The Max Stern Art Restitution Project is looking for hundreds of paintings seized by the Nazis during the Second World War. Although about 40 works of art have been located, the process of recovering them has been slow and sometimes frustrating.

The foundation is suing a German baroness after one of the paintings it wants was spirited out of the United States and back to Germany.

"Good news only comes when a settlement is finalized," Clarence Epstein, head of the foundation, said Tuesday. "We haven't finalized any settlements but we're hoping to very soon.

"Another work was just identified this month as being in the collection of a Spanish foundation."
He did not name the foundation or the artwork involved.

Max Stern operated an art gallery in Dusseldorf from 1913 to 1934. Then, like many others, he was forced to sell his holdings to benefit the Third Reich.

Stern fled Germany in 1937 and eventually moved to Montreal, where he and his wife owned the Dominion Gallery.

When he died in 1987, Stern named Concordia, McGill University and Hebrew University of Jerusalem the beneficiaries of his estate.

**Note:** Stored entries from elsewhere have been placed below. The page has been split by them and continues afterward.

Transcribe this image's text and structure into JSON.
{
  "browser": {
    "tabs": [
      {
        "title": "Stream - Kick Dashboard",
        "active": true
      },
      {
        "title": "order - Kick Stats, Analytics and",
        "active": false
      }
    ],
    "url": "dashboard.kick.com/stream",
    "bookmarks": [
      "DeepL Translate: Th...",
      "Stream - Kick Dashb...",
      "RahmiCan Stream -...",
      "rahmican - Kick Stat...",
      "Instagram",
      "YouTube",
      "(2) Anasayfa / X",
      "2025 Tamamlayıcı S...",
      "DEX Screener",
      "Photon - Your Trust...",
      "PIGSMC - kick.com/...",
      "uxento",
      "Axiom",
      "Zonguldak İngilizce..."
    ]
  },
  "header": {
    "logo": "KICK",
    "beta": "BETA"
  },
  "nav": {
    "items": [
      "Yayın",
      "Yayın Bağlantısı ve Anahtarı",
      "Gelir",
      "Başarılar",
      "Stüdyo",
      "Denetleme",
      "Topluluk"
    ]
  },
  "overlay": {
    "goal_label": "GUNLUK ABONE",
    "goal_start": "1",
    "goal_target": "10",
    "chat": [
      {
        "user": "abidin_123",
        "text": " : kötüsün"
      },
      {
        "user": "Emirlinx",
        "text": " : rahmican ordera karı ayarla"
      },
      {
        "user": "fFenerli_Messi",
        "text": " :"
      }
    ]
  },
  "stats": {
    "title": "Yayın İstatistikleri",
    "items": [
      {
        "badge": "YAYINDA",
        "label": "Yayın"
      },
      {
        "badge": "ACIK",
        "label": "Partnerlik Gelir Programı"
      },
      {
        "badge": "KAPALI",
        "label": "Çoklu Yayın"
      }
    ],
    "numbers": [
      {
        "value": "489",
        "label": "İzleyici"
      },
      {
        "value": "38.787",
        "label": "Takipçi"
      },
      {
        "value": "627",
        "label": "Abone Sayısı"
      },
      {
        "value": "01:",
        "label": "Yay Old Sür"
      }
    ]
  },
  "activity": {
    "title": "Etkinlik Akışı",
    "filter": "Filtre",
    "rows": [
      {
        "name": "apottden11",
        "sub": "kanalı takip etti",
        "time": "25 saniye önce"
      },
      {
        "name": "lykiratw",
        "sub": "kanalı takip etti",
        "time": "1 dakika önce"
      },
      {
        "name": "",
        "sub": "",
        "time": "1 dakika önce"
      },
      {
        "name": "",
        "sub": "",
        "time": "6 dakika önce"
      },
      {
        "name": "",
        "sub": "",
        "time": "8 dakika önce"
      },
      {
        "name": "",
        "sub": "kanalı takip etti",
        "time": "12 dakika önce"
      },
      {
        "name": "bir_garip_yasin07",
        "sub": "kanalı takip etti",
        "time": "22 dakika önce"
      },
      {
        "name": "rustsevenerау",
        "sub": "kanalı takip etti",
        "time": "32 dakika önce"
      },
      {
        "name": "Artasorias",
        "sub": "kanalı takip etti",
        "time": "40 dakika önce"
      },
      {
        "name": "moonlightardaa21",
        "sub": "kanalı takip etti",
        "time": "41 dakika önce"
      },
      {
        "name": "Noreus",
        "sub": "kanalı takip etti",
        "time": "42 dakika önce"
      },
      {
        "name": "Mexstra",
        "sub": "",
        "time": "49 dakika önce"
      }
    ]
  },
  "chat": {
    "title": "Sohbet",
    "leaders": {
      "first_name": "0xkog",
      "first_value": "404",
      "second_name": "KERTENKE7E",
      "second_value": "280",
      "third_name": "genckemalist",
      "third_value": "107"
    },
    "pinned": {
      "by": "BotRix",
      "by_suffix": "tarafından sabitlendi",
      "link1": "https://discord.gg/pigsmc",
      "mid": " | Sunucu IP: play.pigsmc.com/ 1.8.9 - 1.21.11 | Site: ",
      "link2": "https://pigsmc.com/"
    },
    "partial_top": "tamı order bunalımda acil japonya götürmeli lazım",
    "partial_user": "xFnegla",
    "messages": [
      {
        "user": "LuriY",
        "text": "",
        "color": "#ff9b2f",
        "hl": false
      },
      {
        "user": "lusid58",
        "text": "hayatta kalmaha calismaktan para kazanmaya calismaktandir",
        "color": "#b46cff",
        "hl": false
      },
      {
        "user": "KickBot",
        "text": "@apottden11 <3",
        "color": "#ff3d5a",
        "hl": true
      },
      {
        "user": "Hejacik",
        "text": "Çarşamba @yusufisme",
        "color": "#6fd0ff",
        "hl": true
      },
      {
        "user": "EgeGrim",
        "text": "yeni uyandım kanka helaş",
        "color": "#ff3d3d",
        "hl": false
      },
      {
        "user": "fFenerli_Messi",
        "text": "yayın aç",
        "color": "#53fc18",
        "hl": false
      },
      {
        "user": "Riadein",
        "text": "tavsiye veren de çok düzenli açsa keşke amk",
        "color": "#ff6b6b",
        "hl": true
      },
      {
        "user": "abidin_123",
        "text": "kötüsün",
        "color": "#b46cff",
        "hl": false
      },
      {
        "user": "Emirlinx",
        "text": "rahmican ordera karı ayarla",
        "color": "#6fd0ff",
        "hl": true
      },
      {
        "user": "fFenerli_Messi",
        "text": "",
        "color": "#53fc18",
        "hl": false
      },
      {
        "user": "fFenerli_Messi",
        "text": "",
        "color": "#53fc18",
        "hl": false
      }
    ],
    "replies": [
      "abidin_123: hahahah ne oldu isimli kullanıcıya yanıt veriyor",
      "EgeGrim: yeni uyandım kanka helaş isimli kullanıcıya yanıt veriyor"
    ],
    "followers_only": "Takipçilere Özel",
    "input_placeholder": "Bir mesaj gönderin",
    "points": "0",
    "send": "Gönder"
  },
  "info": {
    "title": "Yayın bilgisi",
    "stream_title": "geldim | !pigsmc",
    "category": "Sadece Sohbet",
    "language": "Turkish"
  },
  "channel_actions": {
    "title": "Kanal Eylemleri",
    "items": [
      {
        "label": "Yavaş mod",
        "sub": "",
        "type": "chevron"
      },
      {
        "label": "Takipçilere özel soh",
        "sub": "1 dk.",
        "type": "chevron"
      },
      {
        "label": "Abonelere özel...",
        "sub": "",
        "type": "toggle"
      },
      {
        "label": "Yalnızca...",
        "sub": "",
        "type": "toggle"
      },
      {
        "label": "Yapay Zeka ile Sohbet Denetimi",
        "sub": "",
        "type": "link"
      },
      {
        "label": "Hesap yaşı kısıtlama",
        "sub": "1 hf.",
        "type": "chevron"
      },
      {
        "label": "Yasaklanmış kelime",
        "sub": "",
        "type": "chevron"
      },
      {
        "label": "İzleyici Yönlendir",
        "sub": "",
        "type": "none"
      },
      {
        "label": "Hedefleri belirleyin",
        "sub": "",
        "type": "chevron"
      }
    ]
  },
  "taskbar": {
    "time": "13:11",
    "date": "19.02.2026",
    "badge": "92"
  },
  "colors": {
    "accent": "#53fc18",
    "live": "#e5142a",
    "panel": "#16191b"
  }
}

Since then, executors have taken on the challenge of tracking down what they believe are tens of millions of dollars worth of looted works of art from such masters as Jan Brueghel, Lodovico Carracci and Franz Xavier Winterhalter.

Negotiations are ongoing with private collectors, galleries and government institutions around the world to recover these works.

"We're finding them slowly but we're finding them," said Robert Vineberg, lawyer for the Stern project.

But this year the project became embroiled in a legal dispute with Baroness Maria-Louise Bissonnette, 82, who has taken Winterhalter's "Girl from the Sabine Mountains" back to Germany, in search of a more sympathetic jurisdictions, according to the project.

"It's the first time we've seen this kind of audacity," Epstein said.

Bissonnette's lawyer, John Weltman, said his client does not dispute that the work was looted by the Nazis or that it should be returned.

But Weltman said it is a one-of-a-kind case because Stern was paid for the painting - a work he had on consignment in his gallery and never paid the artist for - first during the war and again in 1964 by a German repatriation court.

"She's an elderly woman with very little assets and this is one of the few assets that she had," Weltman said Tuesday, adding that she suffers from cancer and requires expensive medications.

"She's not saying she won't return it."

The woman is seeking the estimated value of $150,000.

Vineberg said Stern was forced to put his art up for sale at auction.

"In our view, the art was stolen."

The case, launched by Bissonnette in April in Germany to have her declared the artwork's sole owner and earlier by the Stern project in the U.S., could take years to make its way through the two courts.

An official from the Holocaust Claims Processing Office, in New York, wouldn't comment on the case.

"It's in litigation," said Liz Billet. "We're not really involved anymore."

The office has a total of 230 claims by Canadians, seven of them for art looted by the Third Reich.